Emsal Mahkeme Kararı İstanbul Anadolu 7. Asliye Ticaret Mahkemesi 2022/714 E. 2023/467 K. 14.06.2023 T.

Görüntülediğiniz mahkeme kararı henüz kesinleşmemiştir. Yararlı olması amacıyla eklenmiştir.

T.C. İstanbul Anadolu 7. ASLİYE TİCARET MAHKEMESİ
ESAS NO:2022/714 Esas
KARAR NO :2023/467
DAVA:Tazminat (Haksız Fiilden Kaynaklanan)
DAVA TARİHİ: 20/09/2022
KARAR TARİHİ:14/06/2023

Mahkememizde görülmekte olan davanın yapılan açık yargılaması sonunda,

TALEP:Davacı vekili tarafından sunulan 20/09/2022 tarihli dava dilekçesinde özetle; Müvekkiline ait —— plakalı aracın sebep olduğu 20.04.2021 tarihli kaza nedeniyle hasarlandığını, —– göre müvekkiline ait araç kazada —- plakalı aracın ise %100 kusurlu olduğunu, ——-sigortacıların hak sahibinin zorunlu mali sorumluluk sigortası genel şartlarıyla belirlenen belgeleri, sigortacının merkez veya kuruluşlarından birine ilettiği tarihten itibaren sekiz iş günü içinde zorunlu mali sorumluluk sigortası sınırları içinde kalan miktarları hak sahibine ödemek zorundadırlar” ibaresine istinaden müvekkilinin 21.04.2022 tarihinde davalı sigorta şirketine başvuru yaptığını, sigorta şirketinin kanunun emrettiği 8 iş günü içerisinde ödemekle zorunda olduğu tazminatı ödemediğini, müvekkilinin haklarını sebepsiz yere ödemeyerek ihlal ettiğini , ödemekle zorunlu olduğu tazminatı sürümceme de bırakarak sebepsiz zenginleşmeye gittiğini, tahsil etmesi gereken tazminat alacağının yasal süresinde tahsil edilemediğini, alacağın zamanında tahsil edilemediğini, —– sayılı dosyası ile değer kaybı talep edildiğini dosyanın —–numarasıyla davalı ——sorumluluğuna karşı hüküm kurulduğunu, müvekkilinin borcunu tahsil etmek amacıyla 21/04/2021 tarihinde borçluyu temerrüde düşürdüğünü, 06/06/2022 tarihinde icra kanalı ile tahsil ettiğini, tahsil edilen faizin müvekkilinin zararını karşılar nitelikte bir bedel olmadığını, müvekkilinin alacağını zamanında tahsil edememesinden kaynaklanan belirsiz olan munzam zararının şimdilik 500,00 TL’sinin davalıdan avans faizi ile tahsilini, yargılama gideri ve vekalet ücretinin davalı tarafa bırakılmasını talep ve dava etmiştir.
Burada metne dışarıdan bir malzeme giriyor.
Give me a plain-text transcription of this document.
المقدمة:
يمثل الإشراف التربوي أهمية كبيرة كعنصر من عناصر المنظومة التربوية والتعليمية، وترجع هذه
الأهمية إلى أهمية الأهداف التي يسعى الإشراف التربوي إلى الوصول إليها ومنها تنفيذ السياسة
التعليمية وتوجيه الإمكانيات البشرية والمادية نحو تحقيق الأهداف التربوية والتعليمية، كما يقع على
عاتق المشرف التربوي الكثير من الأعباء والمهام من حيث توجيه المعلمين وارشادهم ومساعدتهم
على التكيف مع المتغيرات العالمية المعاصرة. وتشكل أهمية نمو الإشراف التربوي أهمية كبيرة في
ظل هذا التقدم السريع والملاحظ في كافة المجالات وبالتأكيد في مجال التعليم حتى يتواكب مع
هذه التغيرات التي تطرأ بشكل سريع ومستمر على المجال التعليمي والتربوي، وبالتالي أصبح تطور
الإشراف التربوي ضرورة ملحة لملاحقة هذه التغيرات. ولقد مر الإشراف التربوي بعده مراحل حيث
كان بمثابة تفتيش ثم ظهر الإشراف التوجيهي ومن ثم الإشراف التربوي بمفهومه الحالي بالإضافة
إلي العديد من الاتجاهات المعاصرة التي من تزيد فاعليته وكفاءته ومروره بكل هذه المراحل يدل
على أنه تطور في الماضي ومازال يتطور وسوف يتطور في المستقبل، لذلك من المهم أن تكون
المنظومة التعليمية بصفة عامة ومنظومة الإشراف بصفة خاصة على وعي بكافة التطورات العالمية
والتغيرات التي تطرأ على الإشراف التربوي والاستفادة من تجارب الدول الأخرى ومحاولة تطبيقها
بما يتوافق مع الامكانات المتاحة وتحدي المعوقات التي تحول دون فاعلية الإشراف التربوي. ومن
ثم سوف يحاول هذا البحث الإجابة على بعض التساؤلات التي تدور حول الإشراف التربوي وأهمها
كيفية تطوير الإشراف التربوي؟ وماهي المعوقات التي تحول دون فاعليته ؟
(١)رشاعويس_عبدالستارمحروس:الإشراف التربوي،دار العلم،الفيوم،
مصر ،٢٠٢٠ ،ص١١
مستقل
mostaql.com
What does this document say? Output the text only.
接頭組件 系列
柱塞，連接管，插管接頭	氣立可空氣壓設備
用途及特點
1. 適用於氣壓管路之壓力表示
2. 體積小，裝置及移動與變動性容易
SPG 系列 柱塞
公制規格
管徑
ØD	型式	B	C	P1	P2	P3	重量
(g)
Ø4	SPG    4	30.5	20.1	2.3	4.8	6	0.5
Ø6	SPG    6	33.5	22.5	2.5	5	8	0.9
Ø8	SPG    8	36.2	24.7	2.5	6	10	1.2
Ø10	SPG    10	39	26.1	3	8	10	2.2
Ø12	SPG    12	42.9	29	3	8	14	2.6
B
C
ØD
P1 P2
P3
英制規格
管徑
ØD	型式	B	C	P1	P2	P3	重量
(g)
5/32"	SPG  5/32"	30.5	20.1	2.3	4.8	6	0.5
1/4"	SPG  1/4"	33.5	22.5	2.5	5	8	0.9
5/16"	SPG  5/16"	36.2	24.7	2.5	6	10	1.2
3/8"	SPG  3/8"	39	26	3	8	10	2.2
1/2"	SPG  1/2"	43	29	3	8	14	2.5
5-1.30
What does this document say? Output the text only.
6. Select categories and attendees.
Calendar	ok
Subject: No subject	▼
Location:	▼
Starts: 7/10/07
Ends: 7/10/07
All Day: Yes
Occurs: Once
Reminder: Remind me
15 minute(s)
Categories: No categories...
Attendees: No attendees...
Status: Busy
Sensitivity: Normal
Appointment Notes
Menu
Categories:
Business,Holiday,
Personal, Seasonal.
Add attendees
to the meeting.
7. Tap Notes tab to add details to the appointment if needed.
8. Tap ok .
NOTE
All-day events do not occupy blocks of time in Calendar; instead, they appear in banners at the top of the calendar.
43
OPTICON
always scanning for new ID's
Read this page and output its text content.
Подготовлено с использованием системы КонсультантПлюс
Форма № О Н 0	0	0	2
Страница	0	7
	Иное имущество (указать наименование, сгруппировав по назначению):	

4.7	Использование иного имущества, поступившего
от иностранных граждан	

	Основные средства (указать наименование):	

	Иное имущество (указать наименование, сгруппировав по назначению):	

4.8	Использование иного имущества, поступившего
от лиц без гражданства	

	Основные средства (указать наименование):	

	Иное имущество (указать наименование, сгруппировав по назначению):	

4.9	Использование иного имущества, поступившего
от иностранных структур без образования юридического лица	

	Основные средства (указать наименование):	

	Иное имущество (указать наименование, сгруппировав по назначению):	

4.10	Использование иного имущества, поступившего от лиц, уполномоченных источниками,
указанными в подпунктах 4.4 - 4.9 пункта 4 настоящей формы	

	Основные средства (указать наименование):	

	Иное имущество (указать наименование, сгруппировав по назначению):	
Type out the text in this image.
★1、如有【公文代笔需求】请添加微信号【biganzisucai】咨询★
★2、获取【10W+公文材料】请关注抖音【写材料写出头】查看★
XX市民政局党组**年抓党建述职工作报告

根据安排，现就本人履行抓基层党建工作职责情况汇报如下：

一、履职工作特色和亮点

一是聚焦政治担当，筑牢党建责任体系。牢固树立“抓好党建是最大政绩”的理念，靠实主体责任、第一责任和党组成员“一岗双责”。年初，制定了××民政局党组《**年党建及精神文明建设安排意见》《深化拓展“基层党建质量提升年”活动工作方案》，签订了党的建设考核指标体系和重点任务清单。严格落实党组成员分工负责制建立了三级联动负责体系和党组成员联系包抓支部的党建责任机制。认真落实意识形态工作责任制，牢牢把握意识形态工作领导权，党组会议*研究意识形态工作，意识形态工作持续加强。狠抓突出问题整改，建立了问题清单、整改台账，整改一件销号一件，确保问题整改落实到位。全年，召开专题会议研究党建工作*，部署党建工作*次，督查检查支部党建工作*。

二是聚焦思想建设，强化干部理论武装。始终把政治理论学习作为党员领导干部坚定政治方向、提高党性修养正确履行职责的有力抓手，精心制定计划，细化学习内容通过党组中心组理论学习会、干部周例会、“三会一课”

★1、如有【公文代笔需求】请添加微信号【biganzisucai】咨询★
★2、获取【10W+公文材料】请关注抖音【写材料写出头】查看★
CEVAP:Davalı vekili tarafından sunulan 03/10/2022 tarihli cevap dilekçesinde özetle; —– plaka sayılı araç, müvekkili şirket tarafından ——–sigortalandığını, poliçenin yalnızca doğrudan zararı temin ettiğini, davacının sunmuş olduğu “munzam zarar” talebinin ise, kar kaybı – kazanç kaybı taleplerinde olduğu ve —— içtihatlarında yer verildiği gibi dolaylı zarar kapsamında olduğundan poliçe teminatı dışında olduğunu, kabul anlamına gelmemekle birlikte davacı tarafın iddia ettiği zararın temerrüt faizi ile giderilebilecek nitelikte olduğunu, davacı taraf her ne kadar müvekkili şirketin, tazminat ifasında geciktiğini ve bu sebeple zarara uğradığını iddia etse de iddia edilen gecikme ile talep edilen zarar arasındaki illiyet bağını gösteren herhangi bir delil sunmadığından HMK m. 190 gereğince ispat yükü üzerinde bulunan iddiasını ispatlayamadığını, davacı tarafın aşkın zararın mevcut olduğunu beyan ettiğini ancak bu iddianın tamamıyla dayanaktan yoksun olduğunu, taleplerin illiyet eksikliği sebebiyle reddi gerektiğini, kabul anlamına gelmemekle birlikte başvurucu tarafın iddia ettiği alacağını vaktinde tahsil etmiş olması halinde gelir getirici bir eylemde bulunup bulunmayacağını, alacağını tahsil edememesi sebebiyle zarar ve kar anlamında bir kalemin doğup doğmadığı belirsiz olduğundan aşkın zarar taleplerinin ve davanın reddine karar verilmesini talep etmiştir.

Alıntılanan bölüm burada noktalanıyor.